Il danno non patrimoniale è conseguenza normale, ma non automatica e necessaria, della violazione del diritto alla ragionevole durata del processo: negata l’equa riparazione sotto una certa soglia

La vicenda

Con ricorso depositato presso la Corte d’appello di Messina, gli istanti domandarono la condanna del Ministero dell’Economia e delle Finanze all’equa riparazione per l’irragionevole durata di un giudizio amministrativo, avviato l’8 aprile 1991 dalla loro defunta madre davanti al T.A.R. Sicilia – Sezione di Catania, e definito con decreto di perenzione il 22 luglio 2014.

La Corte d’appello di Messina, in sede di opposizione, ex art. 5 ter, L. n. 89 del 2001, rigettò la domanda di equa riparazione, tenendo innanzitutto conto della L. n. 89 del 2001, art. 2, comma 2 sexies, lett. d, (il quale contempla le perenzione del ricorso al fine di presumere insussistente il pregiudizio da irragionevole durata) ed evidenziando come non fosse stata “fornita alcuna prova di pregiudizio da irragionevole durata del processo, in presenza dell’inattività delle parti”, che per ben 24 anni, avevano omesso di richiedere la fissazione dell’udienza, a fronte di un ricorso presentato nel 1991.

La Corte di appello rilevò, inoltre, che nel giudizio presupposto la domanda originaria aveva ad oggetto la somma di lire 1.398.631, importo da suddividere tra gli eredi, e dunque pari a “poco più di 200,00 euro a testa” per ciascuna delle ricorrenti.

La sentenza è stata confermata dai giudici della Terza Sezione Penale della Cassazione (sentenza n. 26497/2019).

A ben vedere, la corte siciliana aveva tratto il proprio convincimento in ordine alla insussistenza del danno per disinteresse delle parti a coltivare il processo non soltanto dalla dichiarazione di perenzione del giudizio, ma anche dal comportamento processuale dell’originaria istante, giungendo così a negare l’esistenza di un danno non patrimoniale derivante dalla violazione del termine ragionevole di durata del processo svoltosi davanti al TAR Catania.

Si è già detto che “in tema di equa riparazione ai sensi della L. 24 marzo 2001, n. 89, art. 2, il danno non patrimoniale è conseguenza normale, ma non automatica e necessaria, della violazione del diritto alla ragionevole durata del processo, di cui all’art. 6 della Convenzione Europea per la salvaguardia dei diritti dell’uomo e delle libertà fondamentali: sicché, il giudice, una volta accertata e determinata l’entità della violazione relativa alla durata ragionevole del processo secondo le norme della citata L. n. 89 del 2001, deve ritenere sussistente il danno non patrimoniale a meno che non ricorrano, nel caso concreto, proprio come nel caso in esame, circostanze particolari che facciano positivamente escludere che tale danno sia stato subito dall’interessato” (Cass.
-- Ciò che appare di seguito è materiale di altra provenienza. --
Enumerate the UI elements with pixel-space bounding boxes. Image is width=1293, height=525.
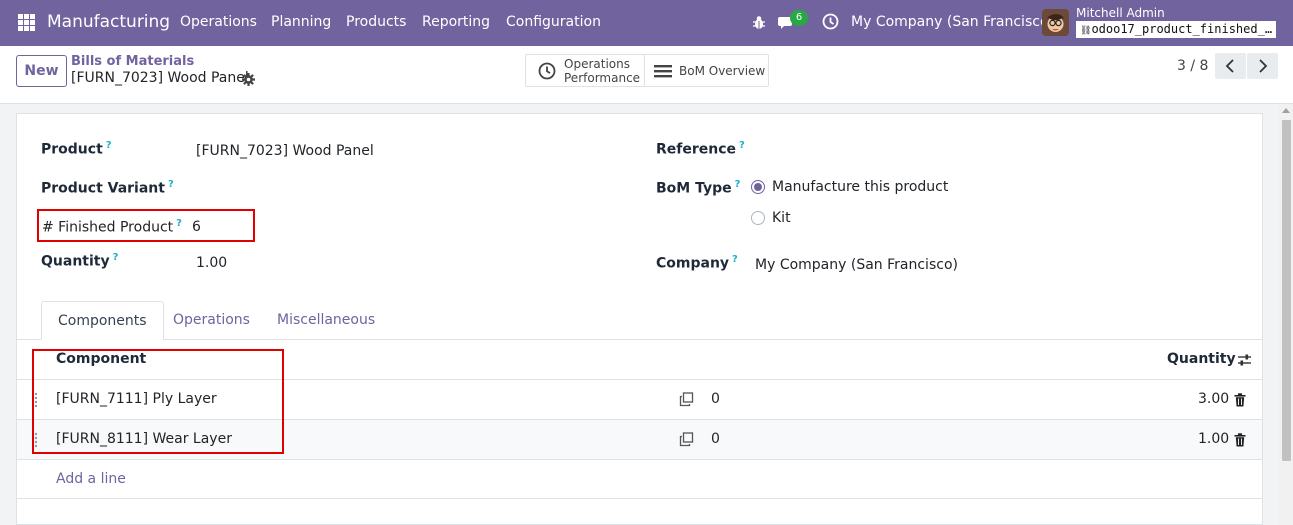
new-button[interactable]: New (16, 55, 67, 87)
gear-icon[interactable] (242, 73, 255, 86)
copy-icon[interactable] (679, 392, 694, 407)
scroll-up-arrow-icon[interactable] (1282, 108, 1290, 113)
operations-performance-label: Operations Performance (564, 57, 641, 85)
menu-configuration[interactable]: Configuration (506, 14, 601, 30)
bom-overview-label: BoM Overview (679, 64, 766, 78)
bom-type-manufacture-label[interactable]: Manufacture this product (772, 179, 948, 195)
finished-product-help-icon[interactable]: ? (176, 218, 182, 229)
company-field[interactable]: My Company (San Francisco) (755, 257, 958, 273)
product-help-icon[interactable]: ? (106, 140, 112, 151)
control-panel: New Bills of Materials [FURN_7023] Wood … (0, 46, 1293, 104)
delete-trash-icon[interactable] (1234, 433, 1246, 447)
top-navbar: Manufacturing Operations Planning Produc… (0, 0, 1293, 46)
component-quantity[interactable]: 3.00 (1198, 391, 1229, 407)
pager-next-button[interactable] (1247, 53, 1278, 79)
breadcrumb-current-record: [FURN_7023] Wood Panel (71, 70, 249, 86)
tab-components[interactable]: Components (41, 301, 164, 340)
component-count-value: 0 (711, 431, 720, 447)
product-field[interactable]: [FURN_7023] Wood Panel (196, 143, 374, 159)
column-quantity[interactable]: Quantity (1167, 351, 1236, 367)
menu-reporting[interactable]: Reporting (422, 14, 490, 30)
bom-type-manufacture-radio[interactable] (751, 180, 765, 194)
pager-value[interactable]: 3 / 8 (1177, 58, 1208, 74)
quantity-help-icon[interactable]: ? (113, 252, 119, 263)
breadcrumb-bills-of-materials[interactable]: Bills of Materials (71, 54, 194, 69)
company-label: Company? (656, 254, 738, 272)
finished-product-label: # Finished Product? (42, 218, 182, 236)
optional-columns-sliders-icon[interactable] (1237, 353, 1252, 367)
clock-icon (538, 62, 556, 80)
activities-clock-icon[interactable] (822, 13, 839, 30)
product-variant-help-icon[interactable]: ? (168, 179, 174, 190)
bom-type-kit-radio[interactable] (751, 211, 765, 225)
add-a-line-link[interactable]: Add a line (56, 471, 126, 487)
form-sheet: Product? [FURN_7023] Wood Panel Product … (16, 113, 1263, 525)
component-count-value: 0 (711, 391, 720, 407)
copy-icon[interactable] (679, 432, 694, 447)
page-scrollbar[interactable] (1279, 104, 1293, 525)
menu-planning[interactable]: Planning (271, 14, 331, 30)
quantity-label: Quantity? (41, 252, 119, 270)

Sez. 1, 26/09/2008, n. 24269; Cass. Sez. 1, 16/12/2010, n. 25519).

La soglia minima di gravità

Ed invero, secondo l’ormai consolidato orientamento giurisprudenziale, “la soglia minima di gravità, al di sotto della quale il danno non è indennizzabile, va apprezzata nel duplice profilo della violazione e delle conseguenze, sicché dall’ambito di tutela della L. 24 marzo 2001, n. 89, restano escluse sia le violazioni minime del termine di durata ragionevole, di per sé non significative, sia quelle di maggior estensione temporale, ma riferibili a giudizi presupposti di carattere bagatellare, in cui esigua è la posta in gioco e trascurabili i rischi sostanziali e processuali connessi” (Cass. Sez. 2, 14/01/2014, n. 633).

Condivisibile, dunque, il giudizio della corte d’appello siciliana che, mettendo in risalto l’esiguità del valore monetario del giudizio presupposto – lire 1.398.631 all’epoca della domanda -, aveva escluso la tutela indennitaria di cui alla L. 24 marzo 2001, n. 89, tanto in ragione dell’inerzia dell’attrice, quanto in base ad un apprezzamento concreto della fattispecie.